Project management software with nothing to download (2026)
Published June 2, 2026
Short answer: Yes, there’s online project management software with no download at all. It runs in a browser tab on any operating system, with no install, no updates to chase, and sharing that’s a link instead of a file. The trade-off is that pure web apps need a connection. If that’s fine for your team, online and nothing-to-install is usually the easier and cheaper path.
Why skip the download at all?
Installing software sounds trivial until you multiply it across a team. Someone’s on a locked-down work laptop. Someone else is on a Chromebook the app doesn’t support. A third person is two versions behind and opening files no one else can read. None of that is project work, it’s overhead.
A browser-based tool removes the whole category of problem:
- It works on every OS. Mac, Windows, Chromebook, Linux, if it has a browser, it runs.
- There’s nothing to update. Everyone’s on the same build automatically; no version mismatches.
- Sharing is a URL. Your team opens the same live plan, not a copy emailed around. (Real-time vs. status-report project management.)
- Onboarding is instant. A new hire is in the plan the moment you send a link.

Here’s the trade laid out plainly, including the one place a desktop app still wins:
| Browser-based (e.g. EverGantt) | Desktop app (e.g. MS Project, GanttProject) | |
|---|---|---|
| Install | None, open a URL | Download + OS-specific install |
| Updates | Automatic; everyone on one build | Manual; version mismatches |
| Works on | Mac, Windows, Chromebook, Linux | Per-OS builds (some unsupported) |
| Sharing | A link to one live plan | Email a file, reconcile versions |
| Offline | Needs a connection | Fully offline |
What’s the catch with no-install tools?
The honest trade-off is connectivity. A pure web app needs the internet, so a desktop tool like GanttProject still wins if you plan projects on a plane with no Wi-Fi. There’s also a trust reflex, “if it’s not installed, is my data safe, and will I lose work if the tab closes?”
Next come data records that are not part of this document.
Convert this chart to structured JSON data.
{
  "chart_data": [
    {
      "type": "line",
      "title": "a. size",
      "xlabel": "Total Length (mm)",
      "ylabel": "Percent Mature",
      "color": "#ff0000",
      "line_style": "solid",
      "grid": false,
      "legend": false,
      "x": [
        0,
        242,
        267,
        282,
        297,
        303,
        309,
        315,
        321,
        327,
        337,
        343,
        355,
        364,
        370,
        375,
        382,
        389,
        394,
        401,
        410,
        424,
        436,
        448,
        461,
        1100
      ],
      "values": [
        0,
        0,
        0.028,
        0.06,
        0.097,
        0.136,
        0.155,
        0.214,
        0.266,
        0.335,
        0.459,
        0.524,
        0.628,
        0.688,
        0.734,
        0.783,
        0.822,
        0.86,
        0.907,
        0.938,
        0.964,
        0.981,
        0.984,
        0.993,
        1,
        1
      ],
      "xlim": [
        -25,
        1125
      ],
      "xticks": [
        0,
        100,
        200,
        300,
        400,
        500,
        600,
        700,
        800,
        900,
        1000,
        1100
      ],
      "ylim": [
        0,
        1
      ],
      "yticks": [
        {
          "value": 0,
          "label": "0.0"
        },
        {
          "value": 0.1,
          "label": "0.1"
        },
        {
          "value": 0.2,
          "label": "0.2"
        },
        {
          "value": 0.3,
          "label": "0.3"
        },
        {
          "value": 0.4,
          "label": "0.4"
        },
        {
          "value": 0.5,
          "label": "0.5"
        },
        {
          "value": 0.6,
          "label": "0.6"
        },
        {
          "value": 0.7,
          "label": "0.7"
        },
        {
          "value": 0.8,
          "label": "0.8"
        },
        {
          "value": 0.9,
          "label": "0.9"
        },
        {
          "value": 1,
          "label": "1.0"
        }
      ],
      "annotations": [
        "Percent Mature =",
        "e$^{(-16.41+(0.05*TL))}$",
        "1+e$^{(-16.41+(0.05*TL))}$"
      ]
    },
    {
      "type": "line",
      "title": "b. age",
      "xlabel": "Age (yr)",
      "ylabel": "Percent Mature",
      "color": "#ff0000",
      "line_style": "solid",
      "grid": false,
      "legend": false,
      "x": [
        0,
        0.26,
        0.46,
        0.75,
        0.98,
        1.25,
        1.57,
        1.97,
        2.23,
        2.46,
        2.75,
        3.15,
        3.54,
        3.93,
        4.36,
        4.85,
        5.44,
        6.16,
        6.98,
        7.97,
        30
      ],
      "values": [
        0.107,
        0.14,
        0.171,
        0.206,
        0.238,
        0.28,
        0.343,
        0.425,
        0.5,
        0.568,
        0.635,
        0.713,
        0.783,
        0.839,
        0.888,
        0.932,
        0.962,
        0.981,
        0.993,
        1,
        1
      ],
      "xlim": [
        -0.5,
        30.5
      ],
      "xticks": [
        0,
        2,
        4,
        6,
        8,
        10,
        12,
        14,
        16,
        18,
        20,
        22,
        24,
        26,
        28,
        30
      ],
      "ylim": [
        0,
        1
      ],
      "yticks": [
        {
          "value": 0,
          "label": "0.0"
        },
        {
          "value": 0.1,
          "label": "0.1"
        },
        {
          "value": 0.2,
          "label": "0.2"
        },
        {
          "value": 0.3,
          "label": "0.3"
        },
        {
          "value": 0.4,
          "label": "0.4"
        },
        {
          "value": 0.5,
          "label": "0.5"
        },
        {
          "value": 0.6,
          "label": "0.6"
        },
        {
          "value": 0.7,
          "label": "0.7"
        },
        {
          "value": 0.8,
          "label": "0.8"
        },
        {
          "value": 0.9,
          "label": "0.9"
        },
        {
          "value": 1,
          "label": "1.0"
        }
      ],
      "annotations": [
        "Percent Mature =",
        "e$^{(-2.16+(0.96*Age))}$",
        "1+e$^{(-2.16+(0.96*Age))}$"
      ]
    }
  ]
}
Both are fair, and both are mostly solved. Good web tools save to the cloud and keep a local buffer so a dropped connection or a closed tab doesn’t cost you unsaved work. EverGantt does exactly this, an IndexedDB crash buffer holds your edits locally and a guard warns you before you navigate away. So “nothing to install” doesn’t mean “nothing to fall back on.”
The thing actually worth checking is different: what a free web plan quietly withholds.
How to choose online project management software you won’t outgrow
Not all browser-based tools are equal. Before you commit, weigh four things, the same ones that separate a real planner from colored bars on a calendar:
- Real scheduling. Do dependencies actually shift dependent tasks when something slips, or is it a static timeline? (What a Gantt chart is for.)
- Export. Can you get a PNG, PDF, SVG, or CSV out for free, or is export watermarked or locked behind a plan?
- Free-tier limits. Project caps, user caps, and which features disappear until you pay.
- The price when you do pay. Per-seat costs add up fast on heavier suites. (Why planning software costs too much.)
Run those four checks and most “free online” tools sort themselves out quickly.
The no-install option, done simply
EverGantt is built for exactly this: open a tab, sign in, and you’re planning, scheduling with dependencies, a Kanban or scrum board, and simple tasks, all in the browser on Mac or Windows. The free tier covers building, editing, and PNG/PDF/SVG/CSV export, which run client-side. Cloud saving and real-time team editing are Pro at $3.99/user/month, among the cheapest live-collaboration options around.
Nothing to download, nothing to update, and a plan your whole team opens with a link. Start free in your browser, or see the full pricing.
Keep reading: Plan a project in your browser in 10 minutes · The easiest project management software · The cheap, no-subscription Gantt chart for Mac and Windows.
Frequently asked questions
Is there project management software I don't have to download?
Yes. Browser-based tools like EverGantt run entirely in a tab, you open a URL, sign in, and start planning. There's no app to install, no updates to manage, and it works the same on Mac, Windows, Chromebook, or Linux. Desktop apps like Microsoft Project and GanttProject still require a download and OS-specific installs.
Is browser-based project management as good as a desktop app?
For most teams it's better. You skip installs and version mismatches, everyone's on the same build automatically, and sharing is a link instead of a file. The one genuine trade-off is offline use, a pure web app needs a connection, though EverGantt keeps a local crash buffer so unsaved work survives a dropped tab.
Do I have to install anything to share a project plan online?
No. With a browser-based tool, sharing is a link, your team opens the same live plan in their own browser, no install on their end either. Compare that to desktop tools, where collaboration usually means emailing a file back and forth and reconciling versions by hand.
Can I use online project management software for free?
Often, yes. EverGantt's free tier lets you build, edit, and export plans in the browser after a free sign-up, with no payment. Cloud saving and real-time team editing are part of Pro at $3.99 per user per month. Always check what a 'free' web plan withholds, export and project caps are common limits.